Detective Superintendent Chris Gibson led the most recent investigation.

“We never close a case until it is solved and today we have been able to get justice for Amy and closure for her family," he said.

“Kay now has a life sentence ahead of him in which to consider the consequences of his actions. He has been brought to justice thanks to advances in DNA technology and some excellent police work.

“Kay might have thought that he had ‘got away’ with what he did but the advances in DNA techniques mean that we are increasingly able to bring people to justice for their crimes, even if they were committed many years previously.”

Kay will serve a minimum sentence of 17 years before he can be considered for release.
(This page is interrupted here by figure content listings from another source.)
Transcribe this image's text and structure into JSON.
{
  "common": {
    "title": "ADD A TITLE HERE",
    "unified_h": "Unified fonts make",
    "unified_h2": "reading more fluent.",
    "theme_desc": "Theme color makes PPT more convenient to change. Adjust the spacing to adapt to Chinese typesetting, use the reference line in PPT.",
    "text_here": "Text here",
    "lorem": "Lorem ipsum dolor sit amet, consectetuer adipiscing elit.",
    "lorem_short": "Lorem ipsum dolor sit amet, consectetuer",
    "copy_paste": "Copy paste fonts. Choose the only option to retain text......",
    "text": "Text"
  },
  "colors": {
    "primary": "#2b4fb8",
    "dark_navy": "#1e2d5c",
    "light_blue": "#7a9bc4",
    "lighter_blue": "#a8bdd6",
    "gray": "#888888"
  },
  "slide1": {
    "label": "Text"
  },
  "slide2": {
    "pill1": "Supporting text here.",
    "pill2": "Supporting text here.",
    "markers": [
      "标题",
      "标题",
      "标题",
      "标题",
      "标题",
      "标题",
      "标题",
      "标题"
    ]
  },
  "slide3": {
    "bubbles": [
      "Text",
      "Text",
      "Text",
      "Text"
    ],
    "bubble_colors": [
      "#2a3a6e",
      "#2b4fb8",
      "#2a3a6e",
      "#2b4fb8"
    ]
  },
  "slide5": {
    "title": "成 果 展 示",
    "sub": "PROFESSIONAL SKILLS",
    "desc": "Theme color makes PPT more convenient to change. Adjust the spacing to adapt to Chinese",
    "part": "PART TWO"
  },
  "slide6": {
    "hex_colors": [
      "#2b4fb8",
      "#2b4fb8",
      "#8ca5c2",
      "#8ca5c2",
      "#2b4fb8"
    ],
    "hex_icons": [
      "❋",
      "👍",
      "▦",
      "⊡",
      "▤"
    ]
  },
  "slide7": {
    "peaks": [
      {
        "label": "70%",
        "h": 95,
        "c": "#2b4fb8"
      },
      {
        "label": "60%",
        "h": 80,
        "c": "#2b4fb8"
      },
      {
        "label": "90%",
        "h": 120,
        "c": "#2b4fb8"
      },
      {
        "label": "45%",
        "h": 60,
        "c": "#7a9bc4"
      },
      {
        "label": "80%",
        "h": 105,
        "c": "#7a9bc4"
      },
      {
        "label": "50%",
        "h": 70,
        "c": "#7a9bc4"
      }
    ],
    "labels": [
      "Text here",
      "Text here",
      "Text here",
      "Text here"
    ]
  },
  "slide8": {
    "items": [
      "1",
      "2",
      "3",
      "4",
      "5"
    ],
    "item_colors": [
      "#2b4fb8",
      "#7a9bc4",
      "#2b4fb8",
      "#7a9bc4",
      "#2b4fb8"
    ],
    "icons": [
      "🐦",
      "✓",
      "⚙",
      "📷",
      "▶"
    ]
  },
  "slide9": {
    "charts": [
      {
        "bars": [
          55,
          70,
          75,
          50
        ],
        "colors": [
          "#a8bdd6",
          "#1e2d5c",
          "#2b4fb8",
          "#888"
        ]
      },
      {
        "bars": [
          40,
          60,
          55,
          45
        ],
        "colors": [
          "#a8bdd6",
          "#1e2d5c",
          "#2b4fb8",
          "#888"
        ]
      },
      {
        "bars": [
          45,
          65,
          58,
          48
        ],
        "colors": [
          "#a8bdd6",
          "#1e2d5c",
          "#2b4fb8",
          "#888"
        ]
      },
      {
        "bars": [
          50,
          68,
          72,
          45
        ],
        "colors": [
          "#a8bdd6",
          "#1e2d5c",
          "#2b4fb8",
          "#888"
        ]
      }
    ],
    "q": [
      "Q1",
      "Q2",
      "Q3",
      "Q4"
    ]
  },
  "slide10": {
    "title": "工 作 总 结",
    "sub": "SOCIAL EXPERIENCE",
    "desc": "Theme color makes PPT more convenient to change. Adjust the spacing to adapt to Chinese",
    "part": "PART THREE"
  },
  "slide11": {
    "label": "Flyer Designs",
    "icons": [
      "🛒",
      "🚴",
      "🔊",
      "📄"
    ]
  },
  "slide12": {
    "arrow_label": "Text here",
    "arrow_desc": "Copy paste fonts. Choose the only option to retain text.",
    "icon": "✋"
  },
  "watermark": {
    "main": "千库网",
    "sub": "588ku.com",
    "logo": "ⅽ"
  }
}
Mark Burns-Williamson, Police and Crime Commissioner for West Yorkshire (PCC) said: “This case demonstrates just how crucial it is that we have a team set up specifically to crack historical unsolved murders and serious cases in taking advantage of the forensic and scientific investigation processes now available.

“It’s important that no murder investigation is closed until no stone has been left unturned and justice is done. I am pleased that the investment agreed to fund this crucial unit continues to be vindicated and that their painstaking work has now led to this latest conviction and hopefully some sort of closure for the family of Amy, and my thoughts are with them today.”